Click here to read an article by partner Jack Boos examining some of the complexities involved in international arbitration recognition and enforcement proceedings.
Neutrality
In many parts of the world, state courts are perceived to be susceptible to undue influence. International Arbitration, which takes place before a neutral panel and often in neither party's home country, can afford the parties a more reliable means of resolving commercial disputes. This is particularly so, where one or more of the contracting parties is a state or state-controlled entity.
Confidentiality
It is a general principle of arbitration that the dispute resolution process is private, such that the press and general public do not have access to the documents in the case, the hearings, or any final awards which will remain confidential to the parties.

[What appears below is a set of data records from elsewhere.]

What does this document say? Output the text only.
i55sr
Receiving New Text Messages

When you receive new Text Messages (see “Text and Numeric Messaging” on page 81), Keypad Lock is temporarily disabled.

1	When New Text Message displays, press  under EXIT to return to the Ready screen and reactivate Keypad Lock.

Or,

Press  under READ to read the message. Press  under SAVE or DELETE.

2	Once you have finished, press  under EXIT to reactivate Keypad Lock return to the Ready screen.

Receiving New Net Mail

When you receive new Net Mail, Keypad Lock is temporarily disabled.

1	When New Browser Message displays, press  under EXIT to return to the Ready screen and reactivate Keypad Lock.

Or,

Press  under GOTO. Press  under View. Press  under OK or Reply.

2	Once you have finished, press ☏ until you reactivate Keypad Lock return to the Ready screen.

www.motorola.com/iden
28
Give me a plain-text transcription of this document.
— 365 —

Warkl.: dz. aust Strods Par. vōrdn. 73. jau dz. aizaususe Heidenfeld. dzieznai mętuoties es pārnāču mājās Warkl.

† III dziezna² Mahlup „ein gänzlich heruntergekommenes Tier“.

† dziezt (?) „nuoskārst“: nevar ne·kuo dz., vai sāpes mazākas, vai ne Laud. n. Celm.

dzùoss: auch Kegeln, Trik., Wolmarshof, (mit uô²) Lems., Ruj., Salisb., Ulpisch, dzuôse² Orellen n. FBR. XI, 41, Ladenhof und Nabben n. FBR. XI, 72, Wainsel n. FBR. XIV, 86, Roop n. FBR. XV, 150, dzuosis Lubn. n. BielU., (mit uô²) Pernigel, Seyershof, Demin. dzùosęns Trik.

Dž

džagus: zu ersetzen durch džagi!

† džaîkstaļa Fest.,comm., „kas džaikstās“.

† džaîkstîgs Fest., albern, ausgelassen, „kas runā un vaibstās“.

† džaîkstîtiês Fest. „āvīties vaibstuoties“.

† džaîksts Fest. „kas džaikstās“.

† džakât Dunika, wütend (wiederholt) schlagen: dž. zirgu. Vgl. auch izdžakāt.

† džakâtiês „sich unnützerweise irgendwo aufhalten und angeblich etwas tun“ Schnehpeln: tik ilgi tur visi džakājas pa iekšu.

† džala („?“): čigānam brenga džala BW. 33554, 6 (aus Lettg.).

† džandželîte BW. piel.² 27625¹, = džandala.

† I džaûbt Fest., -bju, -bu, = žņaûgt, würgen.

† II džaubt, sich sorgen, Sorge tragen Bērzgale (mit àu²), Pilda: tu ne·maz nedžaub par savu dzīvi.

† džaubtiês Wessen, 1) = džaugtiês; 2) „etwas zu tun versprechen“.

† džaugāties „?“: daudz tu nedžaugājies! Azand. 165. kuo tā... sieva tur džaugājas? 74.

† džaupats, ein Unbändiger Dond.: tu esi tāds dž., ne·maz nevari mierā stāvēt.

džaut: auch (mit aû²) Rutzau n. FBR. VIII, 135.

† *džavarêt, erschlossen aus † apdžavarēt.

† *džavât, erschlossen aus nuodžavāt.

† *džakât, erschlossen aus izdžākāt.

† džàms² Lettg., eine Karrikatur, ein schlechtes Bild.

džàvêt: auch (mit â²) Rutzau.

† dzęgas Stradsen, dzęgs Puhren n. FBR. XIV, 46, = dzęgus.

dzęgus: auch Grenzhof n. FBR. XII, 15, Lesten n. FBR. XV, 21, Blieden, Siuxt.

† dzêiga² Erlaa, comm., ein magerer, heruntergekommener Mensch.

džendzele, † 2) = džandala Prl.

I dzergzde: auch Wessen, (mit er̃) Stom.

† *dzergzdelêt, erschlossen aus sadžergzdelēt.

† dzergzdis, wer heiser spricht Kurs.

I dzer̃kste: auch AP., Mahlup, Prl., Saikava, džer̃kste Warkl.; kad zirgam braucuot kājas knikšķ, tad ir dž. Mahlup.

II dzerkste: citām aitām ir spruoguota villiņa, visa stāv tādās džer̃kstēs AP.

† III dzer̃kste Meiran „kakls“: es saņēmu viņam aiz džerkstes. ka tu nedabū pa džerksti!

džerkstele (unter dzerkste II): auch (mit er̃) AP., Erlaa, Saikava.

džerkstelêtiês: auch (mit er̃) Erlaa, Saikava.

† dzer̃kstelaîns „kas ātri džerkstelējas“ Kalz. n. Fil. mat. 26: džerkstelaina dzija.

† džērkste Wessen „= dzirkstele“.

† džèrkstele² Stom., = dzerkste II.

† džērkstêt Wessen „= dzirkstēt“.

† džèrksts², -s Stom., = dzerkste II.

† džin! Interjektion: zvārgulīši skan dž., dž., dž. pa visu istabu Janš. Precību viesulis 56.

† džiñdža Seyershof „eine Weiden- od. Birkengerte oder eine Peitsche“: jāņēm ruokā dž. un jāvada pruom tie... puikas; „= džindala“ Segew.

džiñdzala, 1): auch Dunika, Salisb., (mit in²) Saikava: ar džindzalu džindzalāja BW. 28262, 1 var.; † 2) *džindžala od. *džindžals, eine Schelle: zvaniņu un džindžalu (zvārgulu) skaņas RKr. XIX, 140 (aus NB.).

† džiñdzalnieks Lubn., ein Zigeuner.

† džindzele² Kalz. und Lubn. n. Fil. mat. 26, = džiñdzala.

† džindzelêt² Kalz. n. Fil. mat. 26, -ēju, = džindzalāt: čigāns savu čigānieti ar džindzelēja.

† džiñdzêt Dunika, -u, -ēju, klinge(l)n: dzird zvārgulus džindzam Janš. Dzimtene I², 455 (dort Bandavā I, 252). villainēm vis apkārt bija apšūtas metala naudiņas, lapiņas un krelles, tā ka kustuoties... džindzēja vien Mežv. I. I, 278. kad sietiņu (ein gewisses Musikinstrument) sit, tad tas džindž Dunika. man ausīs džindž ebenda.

In recent years, the principle has been eroded by factors such as the increasing disclosure obligations of publicly quoted companies, procedural rules of state courts requiring disclosure at the point of enforcement or appeal, and the practice of reporting awards. Despite this, most forms of arbitration still afford parties far greater confidentiality than state court litigation.
Cost Effectiveness
In many state courts, scope exists to gain access to extensive discovery/disclosure documents, engage in detailed examination of witnesses, employ delaying tactics, and appeal judgments on both questions of law and on the merits. Although many commentators take the view that International Arbitration is progressively adopting procedures and approaches which more closely mirror state court litigation, scope still exists to construct more cost-effective procedures. Documentary disclosure is rarely conducted on the same scale as encountered in U.S. or U.K. court litigation, depositions are rarely granted, the tribunal commonly takes a more hands on approach to procedure, and techniques such as witness conferencing and chess clock time divisions can dramatically reduce the duration, and hence the cost, of the process.
Speed
Arbitral proceedings can (subject to the parties and the tribunal continuing to advance the process) reach a conclusion on a more rapid timescale than court proceedings. Moreover, arbitration awards are far less susceptible to appeal, thereby truncating the time to receipt of an enforceable award.
Administered or Non-Administered Arbitration
One of the key questions for parties considering whether to subject their contractual relationships to Arbitration, is whether they should describe in the arbitration clause an administering institution.
The advantages commonly cited for opting for institutional arbitration are as follows:
- The certainty provided by the use of tried and tested arbitration clauses.
- The provision of established and time-tested rules and procedures.
- Institutional assistance in the appointment of the arbitrators.
- The availability of arbitrators from a screened pool of candidates.
- Assistance in the setting of fees for the arbitral tribunal.
- The ability to arrange for ancillary assistance.
- Most institutions offer other forms of alternative dispute resolution.
- Arbitration awards from such institutions will generally carry extra weight which can assist the ultimate enforcement of the award.
The commonly cited reasons for proceeding on a non-administered basis are:
- The administrative fees may be excessive, particularly if calculated on the basis of the sum in dispute.
- Procedural rules can be tailored to the dispute with the consequent ability to speed up and streamline the process.
The firm's Arbitration Group has extensive experience in both administered and non-administered Arbitrations conducted both domestically within the U.S., U.K. and internationally.